If you deploy on Ubuntu, AppArmor beats hand-rolled iptables + sudoers files. Policy snippet:

/usr/bin/node { # deny everything by default deny network, deny @{HOME}/ rwl, # allow GET/HEAD via libcurl (OpenClaw uses node-fetch) network inet tcp, # writable state dir /srv/claw-state/ rw, # specific binaries /usr/local/bin/npm Px, }

Load it:

apparmor_parser -r -W /etc/apparmor.d/usr.bin.openclaw

I keep policies in Git, reviewed by another engineer before pushing to prod.
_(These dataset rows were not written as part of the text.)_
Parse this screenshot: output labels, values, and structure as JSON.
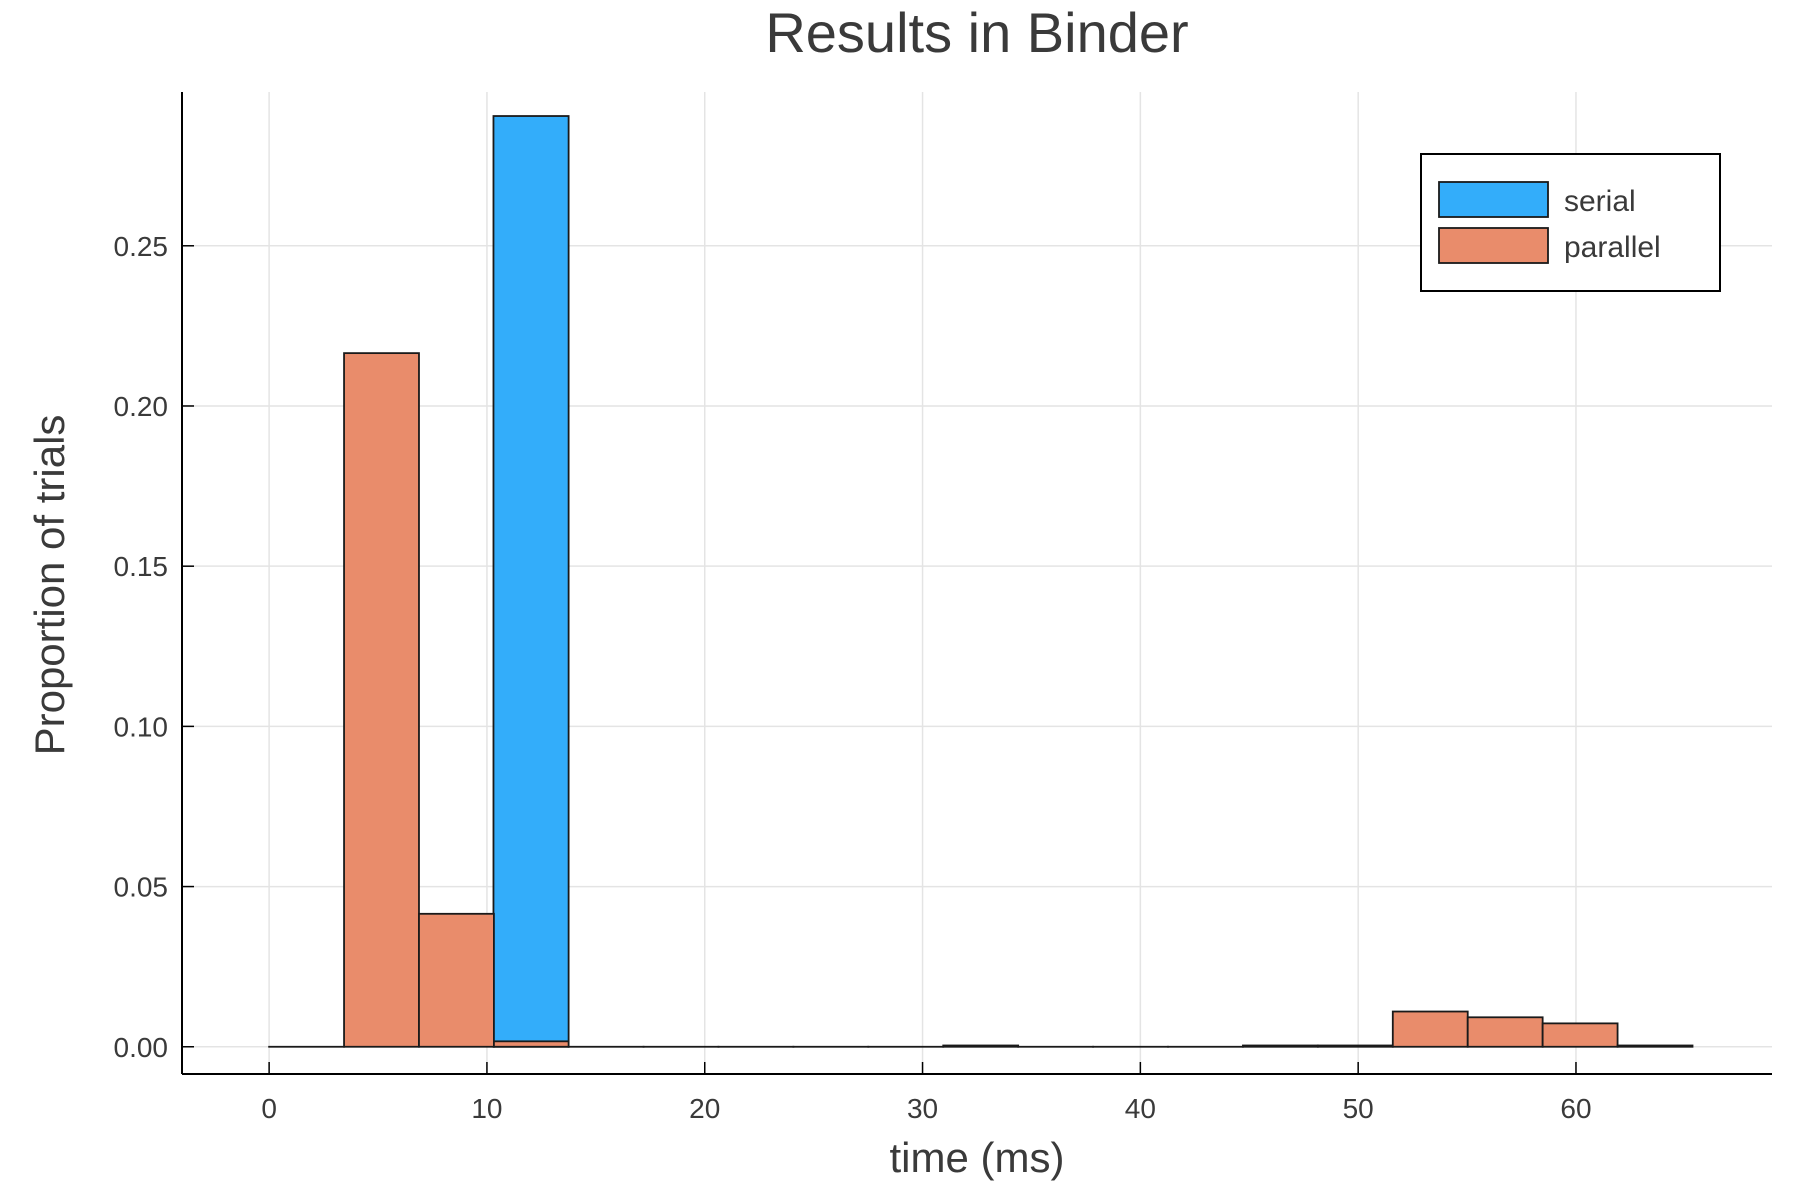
{
  "chart_data": {
    "type": "bar",
    "title": "Results in Binder",
    "xlabel": "time (ms)",
    "ylabel": "Proportion of trials",
    "xlim": [
      -4,
      69
    ],
    "ylim": [
      -0.0085,
      0.298
    ],
    "xticks": [
      0,
      10,
      20,
      30,
      40,
      50,
      60
    ],
    "xtick_labels": [
      "0",
      "10",
      "20",
      "30",
      "40",
      "50",
      "60"
    ],
    "yticks": [
      0,
      0.05,
      0.1,
      0.15,
      0.2,
      0.25
    ],
    "ytick_labels": [
      "0.00",
      "0.05",
      "0.10",
      "0.15",
      "0.20",
      "0.25"
    ],
    "grid": true,
    "legend_position": "top-right",
    "series": [
      {
        "name": "serial",
        "color": "#33adfa",
        "bins": [
          {
            "x0": 10.3,
            "x1": 13.75,
            "value": 0.2905
          }
        ]
      },
      {
        "name": "parallel",
        "color": "#e98c6b",
        "bins": [
          {
            "x0": 0.0,
            "x1": 3.44,
            "value": 0.0
          },
          {
            "x0": 3.44,
            "x1": 6.88,
            "value": 0.2165
          },
          {
            "x0": 6.88,
            "x1": 10.32,
            "value": 0.0415
          },
          {
            "x0": 10.32,
            "x1": 13.75,
            "value": 0.0017
          },
          {
            "x0": 13.75,
            "x1": 17.19,
            "value": 0.0
          },
          {
            "x0": 17.19,
            "x1": 20.63,
            "value": 0.0
          },
          {
            "x0": 20.63,
            "x1": 24.07,
            "value": 0.0
          },
          {
            "x0": 24.07,
            "x1": 27.51,
            "value": 0.0
          },
          {
            "x0": 27.51,
            "x1": 30.95,
            "value": 0.0
          },
          {
            "x0": 30.95,
            "x1": 34.39,
            "value": 0.0004
          },
          {
            "x0": 34.39,
            "x1": 37.83,
            "value": 0.0
          },
          {
            "x0": 37.83,
            "x1": 41.27,
            "value": 0.0
          },
          {
            "x0": 41.27,
            "x1": 44.71,
            "value": 0.0
          },
          {
            "x0": 44.71,
            "x1": 48.15,
            "value": 0.0004
          },
          {
            "x0": 48.15,
            "x1": 51.59,
            "value": 0.0004
          },
          {
            "x0": 51.59,
            "x1": 55.03,
            "value": 0.011
          },
          {
            "x0": 55.03,
            "x1": 58.47,
            "value": 0.0092
          },
          {
            "x0": 58.47,
            "x1": 61.91,
            "value": 0.0073
          },
          {
            "x0": 61.91,
            "x1": 65.35,
            "value": 0.0004
          }
        ]
      }
    ]
  }
}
This tiny review loop caught a “just open port 25 for email tests” commit that would have enabled arbitrary SMTP spam.

When ClawCloud makes more sense

Spending mornings chasing iptables edge cases is fun exactly once. ClawCloud’s hosted runtime already applies:

• Read-only root FS with writable user partition
• Per-agent network ACLs via eBPF
• Automatic API credential vaulting
• Signed audit logs stored 30 days

I still run local containers for rapid prototyping, but production-facing Slack agents moved to ClawCloud after two weeks. Cost was lower than the time I burned tuning AppArmor.

Next step: apply it to your agent today

Pick the first permission you can revoke without breaking your workflow — probably POST requests or write access to $HOME. Measure the fallout, patch, and move down the roadmap. The sooner you start the lock-down, the cheaper every future incident will be.